Pier Paolo Pasolini- Agnès Varda - New York- 1967
Agnès Varda (1967)
L'oeuvre de Agnes VARDA continue à révéler ses secrets, même depuis son décès en 2019. C'est en effet sa fille, Rosalie VARDA-DEMY, directrice actuelle de la société de production familiale Ciné-Tamaris qui en faisant du rangement avec le reste de l'équipe a découvert en 2021 dans la cave de la société les pellicules d'un court-métrage que sa mère a tourné à New-York avec Pier Paolo PASOLINI en 1966. Plus exactement les images ont été tournées en 1966 mais en version muette et l'année suivante, en 1967, Agnes VARDA a mené un entretien audio avec Pasolini qu'elle a monté avec les images. A la suite de cette découverte, le court-métrage a été restauré en 2022.

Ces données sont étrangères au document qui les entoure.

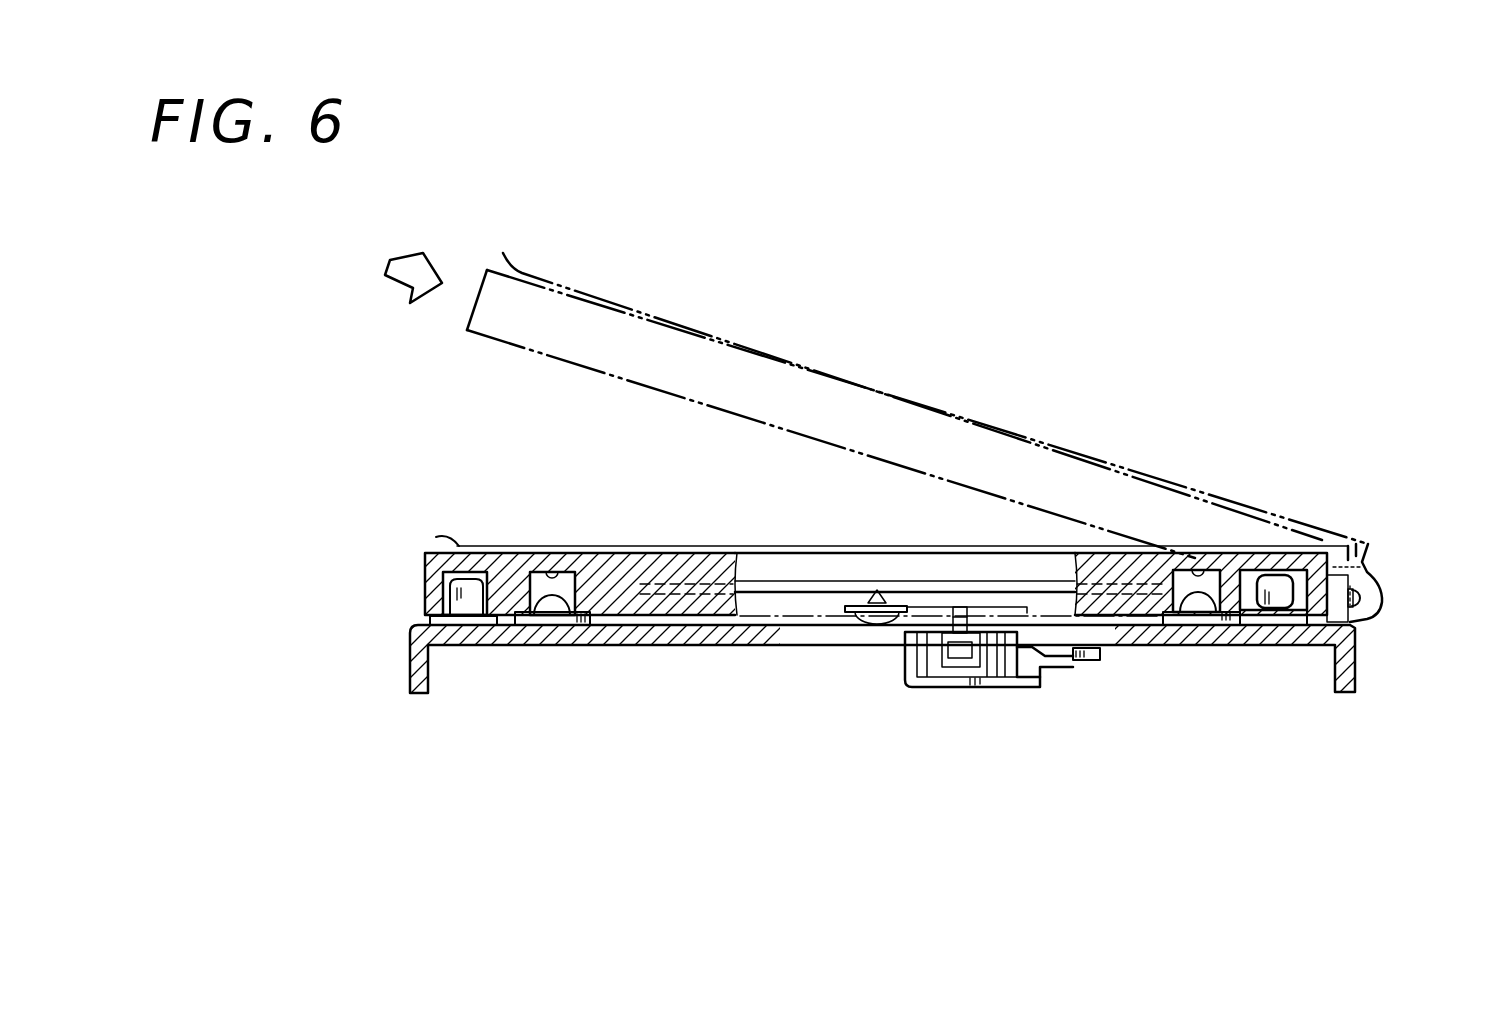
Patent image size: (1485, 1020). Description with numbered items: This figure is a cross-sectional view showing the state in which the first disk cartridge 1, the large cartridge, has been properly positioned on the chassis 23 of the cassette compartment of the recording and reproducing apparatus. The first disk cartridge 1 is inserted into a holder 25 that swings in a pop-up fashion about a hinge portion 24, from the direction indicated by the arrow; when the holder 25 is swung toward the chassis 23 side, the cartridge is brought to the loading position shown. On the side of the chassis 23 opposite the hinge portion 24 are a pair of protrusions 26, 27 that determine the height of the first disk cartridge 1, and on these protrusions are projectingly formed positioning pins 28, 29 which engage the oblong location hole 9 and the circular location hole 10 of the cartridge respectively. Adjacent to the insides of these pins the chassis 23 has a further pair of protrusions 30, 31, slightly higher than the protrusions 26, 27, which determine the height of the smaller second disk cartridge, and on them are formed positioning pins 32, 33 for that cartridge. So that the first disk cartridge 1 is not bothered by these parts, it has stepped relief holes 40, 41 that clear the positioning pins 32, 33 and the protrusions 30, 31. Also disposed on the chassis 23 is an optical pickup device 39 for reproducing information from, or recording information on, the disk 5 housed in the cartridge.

Même s'il est d'une durée très courte (un peu plus de trois minutes), le film est intéressant à plus d'un titre. Il "donne à voir" (pour reprendre l'expression de Agnes VARDA) un instantané du New-York de l'époque, plus exactement de l'effervescence de 42eme rue de Manhattan où déambule tranquillement Pier Paolo PASOLINI chaussé de lunettes noires et dont Agnes VARDA filme la plupart du temps le visage en gros plan. La déambulation étant propice à la réflexion, le jeu des questions-réponses que l'on entend s'harmonise bien avec les images, aussi judicieusement choisies que les questions sont incisives. Ainsi lorsque Pasolini évoque que ce qui l'a frappé à New-York est la pauvreté, on pense aussitôt au New-York en crise dépeint par les cinéastes du nouvel Hollywood à cette époque comme John SCHLESINGER ("Macadam Cowboy") (1968) ou Jerry SCHATZBERG ("Panique a Needle Park") (1971). Autre thématique abordée par Agnes VARDA, le rapport que Pasolini entretient avec la réalité et la fiction, ce dernier terme étant récusé par ce dernier qui ne voit dans le cinéma qu'un autre niveau de réalité. Il remet d'ailleurs en cause au passage le travail des composition des acteurs en laissant entendre qu'il est impossible de tricher devant une caméra et qu'un acteur livre en fait ce qu'il est profondément. Enfin Agnes VARDA aborde la question sensible du rapport de Pasolini au catholicisme, celui-ci préférant se réfugier derrière la caution de l'art italien plutôt que de répondre étant donné son athéisme affiché. Il avoue quand même que cette question lui est obscure. Agnes VARDA filme alors longuement une spirale plane tournant derrière la vitrine d'un magasin en un plan qui rappelle celui de "M le Maudit" (1931) où le personnage de Peter LORRE tentait en vain de fuir ses démons.